Deductive consideration of likelihood

For prosecution in Finland, it is not important if the diagnostic triad of SBS (subdural haematomas, retinal haemorrhages and encephalopathy) is present in full extent. The presence of trauma in a child, with abuse considered to be the most probable or only possible explanation to it, is enough. Thus, the presence of subdural haematomas and brain contusion without retinal bleeding or fractures with the absence of any explanatory mechanisms, such as high-energy trauma (for example motor vehicle accident if findings are purely acute), is enough to suspect abusive head trauma.

According to privacy protection in Finland, there is no data available to physicians on the legal outcome of particular cases or what actions were taken by welfare. This is why there is no statistical data available. One could learn about court verdicts only from newspapers or by asking for publicly available court decisions.

Authors’ experience in 23 years of period

The authors’ experience comprises 19 consecutive SBS cases treated during the years 1995–2018. A majority of the patients (N=13, 68%) were admitted to the hospital due to reasons other than trauma. Bruises were found in seven patients (37%), which is in accordance with previous findings [8]. The alleged injury pattern according to parents was, in four cases, falling from furniture or off of the caregiver’s lap. In one case, the parent claimed to be shaking the child to invigorate him. One child was involved in a traffic accident and the chronical subdural haematomas, but no acute injuries were found on the brain MRI.

The following authentic case demonstrates the controversies in both medical and legal decisions. A 3-month-old infant was admitted to the hospital directly from his christening ceremony due to fever, breathing difficulties and increased irritability. The infant was very tired, dehydrated and almost unconscious on admission.

Pulmonary infection was first suspected in the infant. However, while conventional radiographs of thorax were taken due to suspected pneumonia, three costal fractures with secondary bone healing (callus formation) were found. MRI of the brain was performed, because of suspicion of abuse. Widespread diffuse axonal injury (DAI) and subdural effusions were recognized, resulting in SBS being suspected.

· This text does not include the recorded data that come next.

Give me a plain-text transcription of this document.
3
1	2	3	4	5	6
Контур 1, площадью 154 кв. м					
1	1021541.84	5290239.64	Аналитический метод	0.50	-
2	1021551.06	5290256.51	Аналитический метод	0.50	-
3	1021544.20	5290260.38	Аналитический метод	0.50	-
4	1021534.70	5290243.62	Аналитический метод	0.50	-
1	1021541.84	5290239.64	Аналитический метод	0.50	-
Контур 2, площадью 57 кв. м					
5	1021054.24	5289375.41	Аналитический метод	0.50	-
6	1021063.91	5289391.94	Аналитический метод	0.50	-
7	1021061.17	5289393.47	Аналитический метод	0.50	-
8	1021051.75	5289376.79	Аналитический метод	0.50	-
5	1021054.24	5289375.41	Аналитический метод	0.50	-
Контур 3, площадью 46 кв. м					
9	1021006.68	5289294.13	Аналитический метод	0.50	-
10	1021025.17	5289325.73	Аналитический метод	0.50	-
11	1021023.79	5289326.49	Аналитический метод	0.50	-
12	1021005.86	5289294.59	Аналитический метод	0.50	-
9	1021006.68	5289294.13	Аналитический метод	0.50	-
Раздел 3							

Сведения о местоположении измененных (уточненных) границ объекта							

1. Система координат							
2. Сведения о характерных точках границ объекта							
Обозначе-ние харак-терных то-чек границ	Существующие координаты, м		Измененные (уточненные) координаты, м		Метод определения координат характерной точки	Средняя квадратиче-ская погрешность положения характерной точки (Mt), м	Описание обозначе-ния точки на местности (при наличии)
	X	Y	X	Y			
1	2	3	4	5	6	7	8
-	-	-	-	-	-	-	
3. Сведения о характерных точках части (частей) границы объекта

The patient was admitted to the intensive care unit. The chronical subdural haematomas were drained. Repeated MRI scans were performed during the follow-up, and they presented progressive brain tissue atrophy (Fig. 1). Finally, after 4 weeks of treatment at the tertiary hospital, the patient was referred to a secondary level hospital for rehabilitation. Full recovery was never achieved, and the patient suffered from permanent neurological deficits.

Fig. 1
figure 1

Brain MRI demonstrating atrophy of the left temporoparietal lobe 2 years after the trauma

When anamnesis was updated, it appeared that the father, a prisoner, was participating in the celebration and was seen to be shaking the child. The father was arrested and prosecuted for child abuse. Several witnesses confirmed that they had seen the father anxiously reviving the patient when he had been critically ill and weak. They stated that the child had been extraordinarily tired and seemed to have been breathing superficially. Therefore, the father was nervous and in distress and aimed to invigorate the patient by slapping and shaking him slightly. This was done with good intent according to the witnesses, resulting in the court declaring the father as innocent. The costal fractures did not affect the judgment, even though according to the medical statement they were of an older origin.

Conclusion

As with any mild traumatic brain injury, in mild SBS, some cases probably go unnoticed. The cases with SBS detected may demonstrate just a tip of an iceberg. Authors hope that this article encourages the physicians to dare to suspect abuse and gives a good vision on what actions should be taken as soon as abuse is suspected. It highlights importance of well-conducted medical investigation and thoroughly documented anamnesis and explains why it is important to police authorities. One should not hesitate to contact police with no delay.